Fatimah Hussein, a Minneapolis, MN, native saw the need to help young Muslim girls get access to sports and physical activity at the Brian Coyle Community Center. She saw that most girls would simply sit and watch the boys play sports and wouldn’t get involved. When she asked around she found that a lot of the girls’ parents were not ok with them sharing the gym time with the boys and that stopped many from participating. After this, Hussein started a once per week girls only gym time for girls between 3rd grade and high school. This allowed the girls to get active without the need to wear their modest hijabs because there weren’t any boys around. The girls’ gym time quickly filled up and the need for more space became an issue.
Hussein then formed a nonprofit called G.I.R.L.S. (Girls Initiative in Recreation and Leisurely Sports) to expand the girls only gym time to several nights a week and to further research into why the girls weren’t participating. What she found was that most girls didn’t join sports because they simply didn’t have access to the proper clothing: modest clothes that were meant for sports.
From there ASIYA was born. Rather than seek out single gender gym time, Hussein began to prototype sports focused hijabs that would empower Muslim women to seek out athletics without the need to separate themselves. They received a lot of great feedback from the Muslim community right away, highlighting the need to change fabrics to an even lighter fabric to perfect their hijab.

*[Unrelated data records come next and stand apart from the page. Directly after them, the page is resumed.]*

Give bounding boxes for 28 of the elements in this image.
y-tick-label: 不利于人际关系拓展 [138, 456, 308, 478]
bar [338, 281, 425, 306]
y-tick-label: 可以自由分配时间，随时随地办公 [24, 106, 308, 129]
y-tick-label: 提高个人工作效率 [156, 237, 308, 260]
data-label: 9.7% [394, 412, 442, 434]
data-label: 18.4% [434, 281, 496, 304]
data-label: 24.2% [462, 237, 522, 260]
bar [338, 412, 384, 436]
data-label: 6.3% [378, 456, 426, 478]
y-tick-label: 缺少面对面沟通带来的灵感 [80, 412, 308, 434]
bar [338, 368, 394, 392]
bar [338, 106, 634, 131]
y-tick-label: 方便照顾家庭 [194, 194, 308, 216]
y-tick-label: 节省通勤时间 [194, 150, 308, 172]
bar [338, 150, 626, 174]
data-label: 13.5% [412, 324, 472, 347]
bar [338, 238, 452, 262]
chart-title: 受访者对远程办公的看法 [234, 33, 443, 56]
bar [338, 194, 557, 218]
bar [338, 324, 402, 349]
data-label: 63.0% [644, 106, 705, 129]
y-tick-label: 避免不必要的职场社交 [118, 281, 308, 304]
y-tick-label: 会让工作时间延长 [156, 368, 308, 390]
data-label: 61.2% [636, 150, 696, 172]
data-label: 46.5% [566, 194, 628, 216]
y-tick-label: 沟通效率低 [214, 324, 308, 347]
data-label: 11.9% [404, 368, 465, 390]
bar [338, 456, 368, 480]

After winning funding through the MN Cup in 2016, ASIYA is now growing fast. They are collaborating with high schools and community sports organizations to offer custom hijabs to attract more Muslim girls to sports programs. They are planning to expand their offerings to include full tunics and other modest active wear ideal for physical activity without compromising religious beliefs. According to Hussein, this is about more than just sports, “Giving Muslim girls access to athletics empowers them by showing that they don’t have to spectate, they can be the team captains, the star players and the leaders of tomorrow.”